En el panorama teatral contemporáneo, donde a veces prima lo espectacular sobre lo sustancial, la compañía Kilómetro Cero presenta «Carlos» una obra que funciona como un bisturí afilado para diseccionar las capas más incómodas de la masculinidad y el autodescubrimiento. No es solo una función; es un experimento sensorial y emocional que coloca la tecnología al servicio del arte, no como un mero adorno, sino como un órgano vital de su narrativa.
Desde el primer momento, la puesta en escena se revela como un serio trabajo de dirección. La escenografía, un ecosistema de pantallas, sonidos inmersivos y una iluminación que palpita al ritmo del conflicto interno del protagonista, no es un simple fondo. Es un personaje más, una extensión de la psique de Carlos, que proyecta sus fantasmas, sus deseos reprimidos y la presión social que lo asfixia. Esta integración de lo tecnológico con lo actoral es, sin duda, uno de los mayores aciertos de la propuesta: logra que lo abstracto (el machismo internalizado, los tabúes) se vuelva tangible y visceral.
En el centro de este huracán se encuentra Peter Rojas, cuya actuación no puede describirse sino como excelente. Rojas no interpreta a Carlos; lo habita. Con una gama que va desde la vulnerabilidad más cruda hasta la agresividad más contenida, construye un personaje complejo y contradictorio, lejos de cualquier caricatura. Su mirada, sus silencios y los mínimos gestos transmiten la batalla interna de un hombre atrapado en los mandatos de género que ya no sabe cómo habitar, pero de los que no logra liberarse. Es una interpretación sincera, valiente y llena de matices que sostiene el peso de la obra sobre sus hombros con una maestría encomiable.
El texto y su desarrollo escénico abordan con una sinceridad conmovedora temas tan polémicos como el machismo, los tabúes sexuales y la diversidad. La obra no se limita a señalar; explora. Se adentra en los grises de la condición humana, evitando discursos maniqueos para mostrar la dolorosa, y a veces fea, transición de un hombre que comienza a cuestionar todo lo que le han enseñado a ser. Este tratamiento honesto es lo que convierte a «Carlos» en una experiencia incómoda pero necesaria, un espejo en el que, de una forma u otra, muchos espectadores pueden sentirse interpelados.

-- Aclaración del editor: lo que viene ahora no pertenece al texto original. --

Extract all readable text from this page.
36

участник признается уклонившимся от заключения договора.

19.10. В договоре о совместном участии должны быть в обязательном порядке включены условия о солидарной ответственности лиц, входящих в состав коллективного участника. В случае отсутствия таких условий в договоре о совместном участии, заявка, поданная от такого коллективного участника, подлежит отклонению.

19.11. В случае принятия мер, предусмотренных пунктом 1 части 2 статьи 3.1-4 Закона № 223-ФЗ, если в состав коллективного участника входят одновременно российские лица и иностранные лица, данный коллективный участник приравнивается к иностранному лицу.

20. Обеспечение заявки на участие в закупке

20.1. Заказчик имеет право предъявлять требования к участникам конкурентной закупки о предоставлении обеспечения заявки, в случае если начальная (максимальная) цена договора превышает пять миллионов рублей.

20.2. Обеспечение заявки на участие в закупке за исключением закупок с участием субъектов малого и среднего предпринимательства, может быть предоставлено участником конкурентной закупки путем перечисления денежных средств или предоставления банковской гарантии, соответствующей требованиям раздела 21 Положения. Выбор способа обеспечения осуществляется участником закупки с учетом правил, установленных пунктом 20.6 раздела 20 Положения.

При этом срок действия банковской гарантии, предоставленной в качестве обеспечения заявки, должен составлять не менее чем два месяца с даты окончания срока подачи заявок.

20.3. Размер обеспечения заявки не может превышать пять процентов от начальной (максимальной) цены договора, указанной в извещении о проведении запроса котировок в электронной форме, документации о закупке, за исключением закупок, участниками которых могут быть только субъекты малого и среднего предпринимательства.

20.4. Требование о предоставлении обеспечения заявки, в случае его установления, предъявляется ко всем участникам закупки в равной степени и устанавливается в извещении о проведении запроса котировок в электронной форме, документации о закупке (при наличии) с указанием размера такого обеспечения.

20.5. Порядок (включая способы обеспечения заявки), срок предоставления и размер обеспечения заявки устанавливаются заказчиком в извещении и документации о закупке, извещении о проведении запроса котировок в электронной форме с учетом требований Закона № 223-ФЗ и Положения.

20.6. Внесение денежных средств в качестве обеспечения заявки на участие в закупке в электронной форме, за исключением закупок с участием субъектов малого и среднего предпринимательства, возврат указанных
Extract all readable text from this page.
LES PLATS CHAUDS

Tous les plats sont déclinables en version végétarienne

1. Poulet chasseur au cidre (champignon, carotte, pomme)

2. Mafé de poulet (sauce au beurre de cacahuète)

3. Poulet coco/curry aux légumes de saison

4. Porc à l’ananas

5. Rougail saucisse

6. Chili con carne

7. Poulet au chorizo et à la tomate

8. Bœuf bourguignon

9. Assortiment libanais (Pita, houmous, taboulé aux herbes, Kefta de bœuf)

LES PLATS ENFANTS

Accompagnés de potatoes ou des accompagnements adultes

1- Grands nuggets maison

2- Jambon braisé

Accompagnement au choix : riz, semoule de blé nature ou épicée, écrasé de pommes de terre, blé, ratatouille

Sin embargo, tras asistir a la función, surge una reflexión casi imperativa: esta propuesta tiene todas las condiciones para una presentación en un espacio más íntimo. La potencia del trabajo de Rojas y la crudeza del tema piden a gritos una proximidad que el marco teatral convencional puede diluir. En una sala pequeña, un black box o un formato casi de teatro cámara, la cercanía física transformaría por completo la experiencia.
Cada suspiro, cada temor contenido, cada gota de sudor se convertiría en un patrimonio compartido con el público. Esa retroalimentación actor-público, público-actor ese flujo energético casi tangible se intensificaría, enriqueciendo exponencialmente la obra. El actor ganaría herramientas más sutiles, y el espectador se vería involucrado en un nivel casi confesional, traspasando la barrera de lo observacional para sumergirse en lo vivencial. La obra, ya de por sí intensa, alcanzaría una potencia catártica superior.
En conclusión, «Carlos» de Kilómetro Cero es una de las propuestas más novedosas y coherentes de la temporada. Un acierto de dirección que se apoya en una actuación magistral y un discurso valiente. Es una obra que no solo cumple con creces su objetivo, sino que, en su esencia, lleva la semilla de una versión aún más poderosa, una que florecería en la intimidad de un espacio que le permita al público no solo ver, sino sentir a Carlos respirar a su lado. Una oportunidad que, ojalá, la compañía no deseche considero desde mi modesta opinión que su intimismo la hace grande y diferente.